This is a scatter plot of points randomly chosen on a circle of radius 2.  Each point is represented by a small blue dot.  The plot has a grid on both axes.  The x-axis and y-axis both range from -2 to 2.  Lines that represent connections between the nodes are drawn from each node to the node closest to it, and to the two nodes furthest from it.

 

This simple example illustrates the power of visualization – that it assists the human cognitive system to simplify, make sense of, interpret, and gain insight into a complex situation.  A large, interactive example of a network visualization showing the nexus of connections between abstract artists in the period 1910-1925 is shown on the website of the Museum of Modern Art.

 

Visualization in the Digital Humanities

 

Visualization is increasingly applied to almost all areas of scholarship in the digital humanities.  It is a fundamental technique in distant reading, as a large amount of (oftentimes complex and unstructured) textual data must be processed and analyzed.  As testimony to the importance of visualization to distant reading, one of Morelli’s seminal works on the topic was titled Graphs, Maps, and Trees (2005) (Moretti, 2005), naming three important categories of visualization techniques.  Even in the most elemental textual analysis tasks of close reading and literary studies, visualization is playing a growing and increasingly important role.  For instance, a recent study used innovative and artistic visualizations to investigate the sounds and linguistics in poetry.  The sonic topology of 18 rhyme categories was presented visually by “paths” drawn through a spatial representation of the poem (McCurdy et al., 2015) (Poemage).  The visualization software was developed in the Processing language, a visual programming language and integrated development environment (IDE) for visual design and media arts.  Close reading has benefited from relatively simple visual methods, including underlining text with different colours and line styles for annotation, and highlighting words with varying colours and opacities to encode importance within the text (Jänicke et al., 2017).  Other techniques use glyphs, or special graphical symbols, to indicate phonetic units and their relationships, or to illustrate the structure of a particular poem (Jänicke et al., 2017).  Visualizing connections with various types of tree or graph visualizations illustrate the structure among components of a text, to reveal similar or recurrent patterns in the text, or to track variations among different editions of a text (Jänicke et al., 2017).

 

Furthermore, many research areas that are now integral to the digital humanities, including cultural heritage, digital history, among others, are inherently visual, and make extensive use of many types of visualization methods.  Some examples can be found on (Here).

 

Visualization and Information Visualization

In computer science terms, visualization refers to the use of interactive graphics methods, algorithms, and tools to represent, present, and explore digital data.  These data come from a variety of sources, including scientific experiments, measurements from instruments or sensors, calculations, predictions, computer simulations of all types, or from archives.  Visualization is closely related to, but distinct from, computer graphics, another area of computer science research, with the latter focusing on visual rendering techniques and representing 3D (or higher dimensional) data on a 2D screen or other output device.  It has also traditionally addressed rending of scientific or engineering data.  Visualization algorithms, in contrast, employ combinations of scientific, aesthetic, and human-computer interaction methods to provide practical results and insights from data.  Another difference between the two fields became noticeable in the early 1990s, when scientific visualization was distinguished from information visualization.  Scientific visualization focuses on scientific, physically based, data, such as from measurements, from empirical experiments, or from simulations.  An example of a scientific visualization is shown below.  This figure represents a 3D interactive visualization to represent a high-dimensional mathematical function.

 

These plots show scientific visualization dashboards for displaying a high-dimensional function in 3D. The figures show a “busy” user interface that has many buttons, text boxes, drop-down menus, and other controls and options.

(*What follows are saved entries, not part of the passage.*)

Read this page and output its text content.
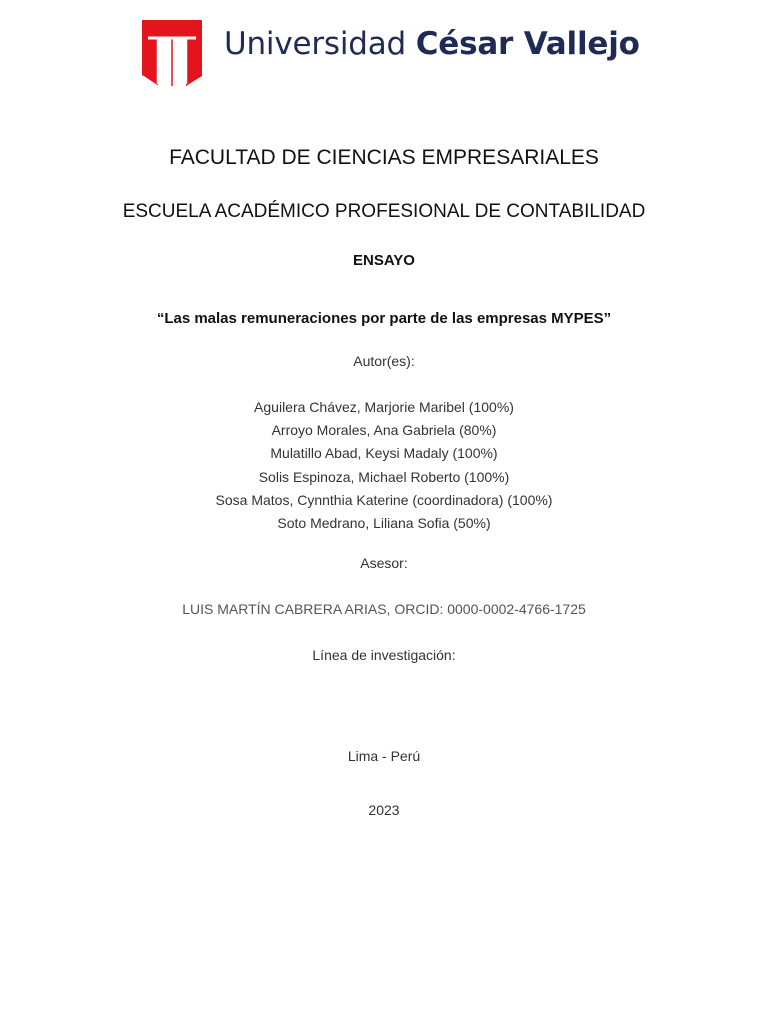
Universidad César Vallejo
FACULTAD DE CIENCIAS EMPRESARIALES
ESCUELA ACADÉMICO PROFESIONAL DE CONTABILIDAD
ENSAYO
“Las malas remuneraciones por parte de las empresas MYPES”
Autor(es):
Aguilera Chávez, Marjorie Maribel (100%)
Arroyo Morales, Ana Gabriela (80%)
Mulatillo Abad, Keysi Madaly (100%)
Solis Espinoza, Michael Roberto (100%)
Sosa Matos, Cynnthia Katerine (coordinadora) (100%)
Soto Medrano, Liliana Sofia (50%)
Asesor:
LUIS MARTÍN CABRERA ARIAS, ORCID: 0000-0002-4766-1725
Línea de investigación:
Lima - Perú
2023
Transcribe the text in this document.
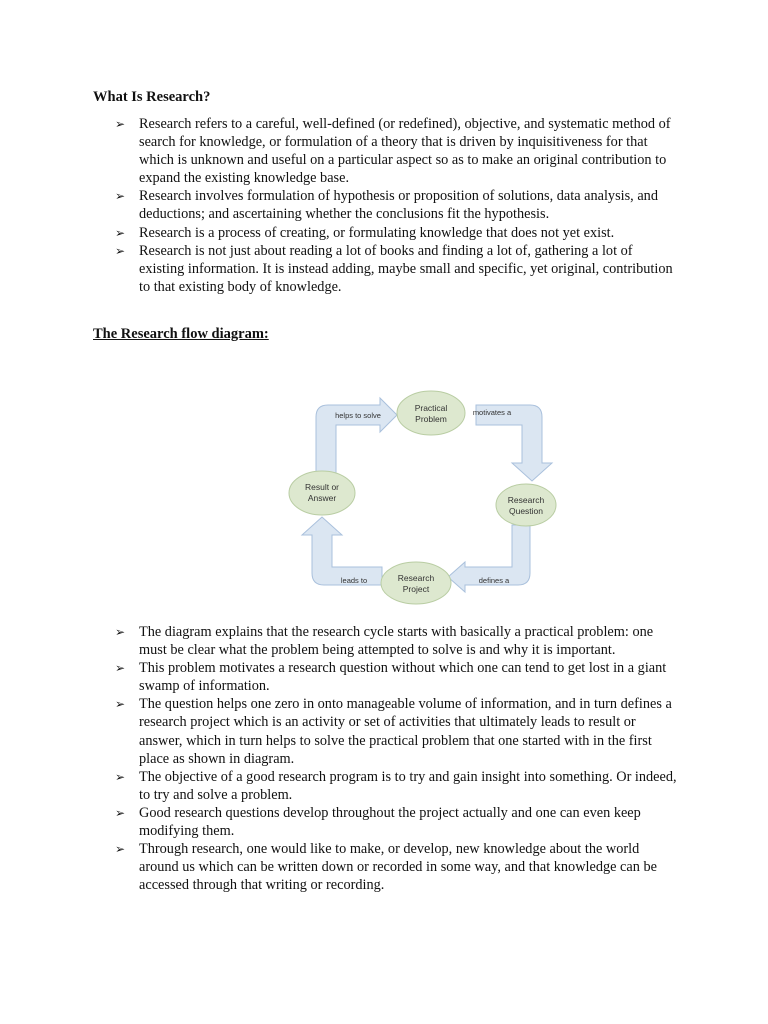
What Is Research?
➢ Research refers to a careful, well-defined (or redefined), objective, and systematic method of search for knowledge, or formulation of a theory that is driven by inquisitiveness for that which is unknown and useful on a particular aspect so as to make an original contribution to expand the existing knowledge base.
➢ Research involves formulation of hypothesis or proposition of solutions, data analysis, and deductions; and ascertaining whether the conclusions fit the hypothesis.
➢ Research is a process of creating, or formulating knowledge that does not yet exist.
➢ Research is not just about reading a lot of books and finding a lot of, gathering a lot of existing information. It is instead adding, maybe small and specific, yet original, contribution to that existing body of knowledge.
The Research flow diagram:
Practical
Problem
Research
Question
Research
Project
Result or
Answer
helps to solve	motivates a
defines a
leads to
➢ The diagram explains that the research cycle starts with basically a practical problem: one must be clear what the problem being attempted to solve is and why it is important.
➢ This problem motivates a research question without which one can tend to get lost in a giant swamp of information.
➢ The question helps one zero in onto manageable volume of information, and in turn defines a research project which is an activity or set of activities that ultimately leads to result or answer, which in turn helps to solve the practical problem that one started with in the first place as shown in diagram.
➢ The objective of a good research program is to try and gain insight into something. Or indeed, to try and solve a problem.
➢ Good research questions develop throughout the project actually and one can even keep modifying them.
➢ Through research, one would like to make, or develop, new knowledge about the world around us which can be written down or recorded in some way, and that knowledge can be accessed through that writing or recording.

The 3D volumes are coloured according to function values. The volumes are translucent to make viewing easier. In the top two figures, the user displays different 2D slices from the 3D volume. In the bottom two figures, the 3D volume is shown as translucent, and is positioned into various orientations. The right panel of the user interface allows the user to choose ranges of function values in the 3D volume to display.
These plots show scientific visualization dashboards for displaying a high-dimensional function in 3D. The figures show a “busy” user interface that has many buttons, text boxes, drop-down menus, and other controls and options. The 3D volumes are coloured according to function values. The volumes are translucent to make viewing easier. In the top two figures, the user displays different 2D slices from the 3D volume. In the bottom two figures, the 3D volume is shown as translucent, and is positioned into various orientations. The right panel of the user interface allows the user to choose ranges of function values in the 3D volume to display.
These plots show scientific visualization dashboards for displaying a high-dimensional function in 3D. The figures show a “busy” user interface that has many buttons, text boxes, drop-down menus, and other controls and options. The 3D volumes are coloured according to function values. The volumes are translucent to make viewing easier. In the top two figures, the user displays different 2D slices from the 3D volume. In the bottom two figures, the 3D volume is shown as translucent, and is positioned into various orientations. The right panel of the user interface allows the user to choose ranges of function values in the 3D volume to display.
These plots show scientific visualization dashboards for displaying a high-dimensional function in 3D. The figures show a “busy” user interface that has many buttons, text boxes, drop-down menus, and other controls and options. The 3D volumes are coloured according to function values. The volumes are translucent to make viewing easier. In the top two figures, the user displays different 2D slices from the 3D volume. In the bottom two figures, the 3D volume is shown as translucent, and is positioned into various orientations. The right panel of the user interface allows the user to choose ranges of function values in the 3D volume to display.
Examples of scientific visualizations of high-dimensional functions, displayed in 3D.  Interactive controls allow the user to explore different parts of the 3D visualization.  These visualizations were programmed in Python using the ParaView data analysis and visualization library.

 

Two plots are shown, arranged horizontally.  On the left is a gradient plot with a number of small arrows indicating the directions of the gradients for a specific equation.  The x-axis, labeled x0, and the y-axis, labeled x1, both range from 0.5 to 1.5.  On the right, a 3D scatter plot is displayed for the classification performance of a machine learning algorithm.  There are three axes, x0, x1, and x2, and all range from -10 to 10.  The points are grouped into a more-or-less noisy sphere shape, with a center slice containing low values close to zero and are coloured in blue shades, and the two sectors on the side are coloured with green shades, indicating higher values.  A legend for the colour map is shown on the right, ranging from 0 (blue) to 1 (red). Two plots are shown, arranged horizontally.  On the left is a gradient plot with a number of small arrows indicating the directions of the gradients for a specific equation.  The x-axis, labeled x0, and the y-axis, labeled x1, both range from 0.5 to 1.5.  On the right, a 3D scatter plot is displayed for the classification performance of a machine learning algorithm.  There are three axes, x0, x1, and x2, and all range from -10 to 10.  The points are grouped into a more-or-less noisy sphere shape, with a center slice containing low values close to zero and are coloured in blue shades, and the two sectors on the side are coloured with green shades, indicating higher values.  A legend for the colour map is shown on the right, ranging from 0 (blue) to 1 (red).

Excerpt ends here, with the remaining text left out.